Logistic Regression vs Softmax Regression
Logistic regression and softmax regression are both powerful classification algorithms used in machine learning. While they share some similarities, they differ in their application and the types of problems they are best suited for.
Logistic Regression
Introduction
Logistic regression is a statistical method used to predict the probability of a binary outcome (0 or 1). It’s a linear model that uses a sigmoid function to map the linear combination of features to a probability between 0 and 1.
Example
Suppose we want to predict whether a customer will purchase a product based on their age, income, and previous purchase history. Logistic regression can be used to model this relationship and predict the probability of a customer making a purchase.
Mathematical Formulation
The output of logistic regression is given by:
p(y=1|x) = 1 / (1 + exp(-z))
Where:
- y is the binary outcome (0 or 1)
- x is the vector of features
- z is the linear combination of features: z = wTx + b
- w is the vector of weights
- b is the bias term
Softmax Regression
Introduction
Softmax regression is an extension of logistic regression that can handle multiple classes (more than two). It predicts the probability of an input belonging to each of the classes. The output of softmax regression is a probability distribution over the classes, where the probabilities sum to 1.
Example
Imagine classifying images into different categories like cats, dogs, or birds. Softmax regression can be used to predict the probability of an image belonging to each of these categories.
Mathematical Formulation
The output of softmax regression is given by:
p(y=i|x) = exp(z_i) / sum(exp(z_j))
Where:
- y is the class label (1 to K)
- x is the vector of features
- z_i is the linear combination of features for class i: z_i = w_iTx + b_i
- w_i is the vector of weights for class i
- b_i is the bias term for class i
Comparison Table
Feature | Logistic Regression | Softmax Regression |
---|---|---|
Output | Probability of a single outcome (0 or 1) | Probability distribution over multiple classes |
Number of classes | Two | More than two |
Activation function | Sigmoid | Softmax |
Key Differences
- Number of classes: Logistic regression is designed for binary classification, while softmax regression handles multiple classes.
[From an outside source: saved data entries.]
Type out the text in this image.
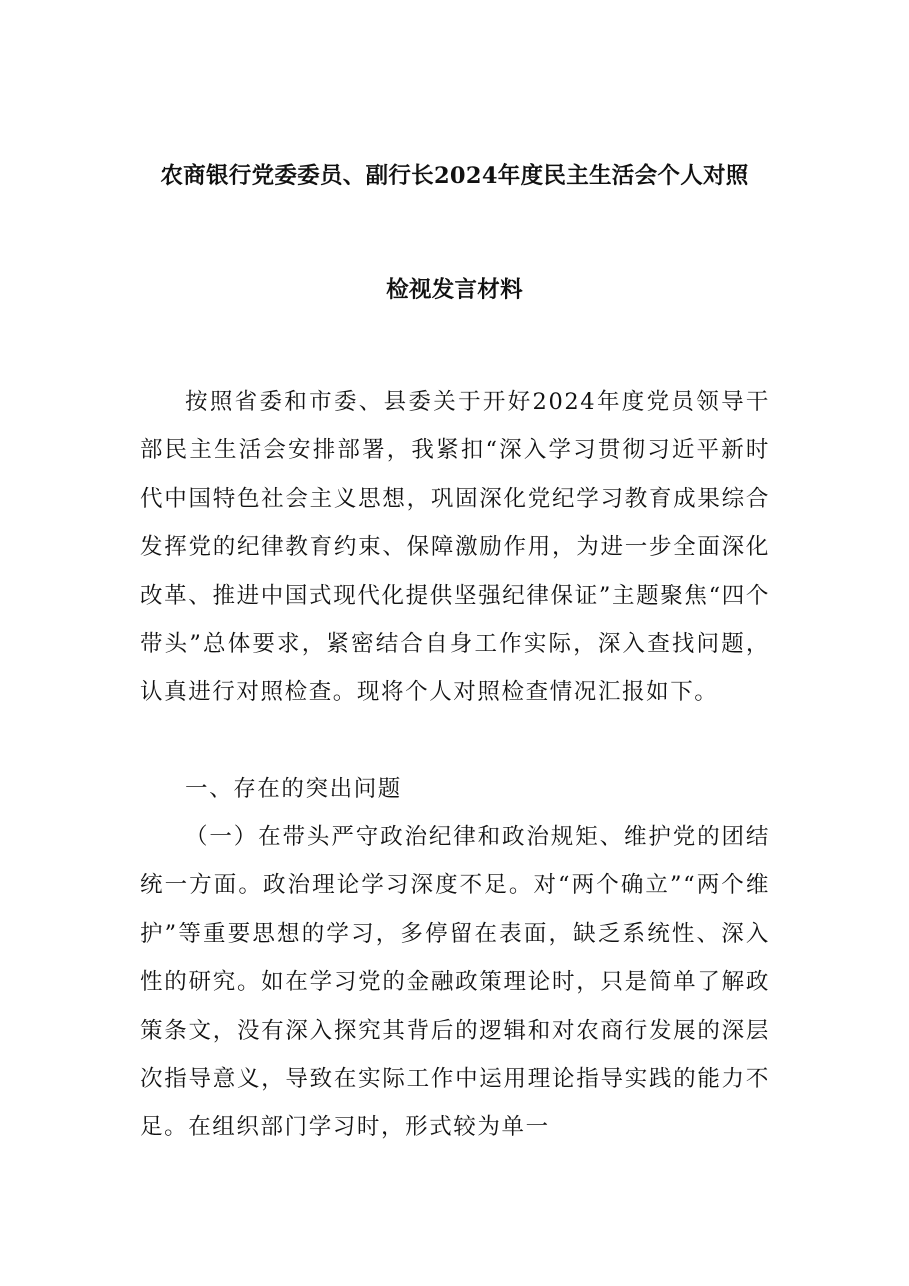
农商银行党委委员、副行长2024年度民主生活会个人对照
检视发言材料

按照省委和市委、县委关于开好2024年度党员领导干部民主生活会安排部署，我紧扣“深入学习贯彻习近平新时代中国特色社会主义思想，巩固深化党纪学习教育成果综合发挥党的纪律教育约束、保障激励作用，为进一步全面深化改革、推进中国式现代化提供坚强纪律保证”主题聚焦“四个带头”总体要求，紧密结合自身工作实际，深入查找问题，认真进行对照检查。现将个人对照检查情况汇报如下。

一、存在的突出问题

（一）在带头严守政治纪律和政治规矩、维护党的团结统一方面。政治理论学习深度不足。对“两个确立”“两个维护”等重要思想的学习，多停留在表面，缺乏系统性、深入性的研究。如在学习党的金融政策理论时，只是简单了解政策条文，没有深入探究其背后的逻辑和对农商行发展的深层次指导意义，导致在实际工作中运用理论指导实践的能力不足。在组织部门学习时，形式较为单一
- Output: Logistic regression provides a single probability, while softmax regression provides a probability distribution over all classes.
- Activation function: Logistic regression uses the sigmoid function, while softmax regression uses the softmax function.
Conclusion
Logistic regression and softmax regression are powerful classification algorithms. Logistic regression is suitable for binary classification problems, while softmax regression can handle multi-class classification. The choice between the two depends on the specific problem and the number of classes involved.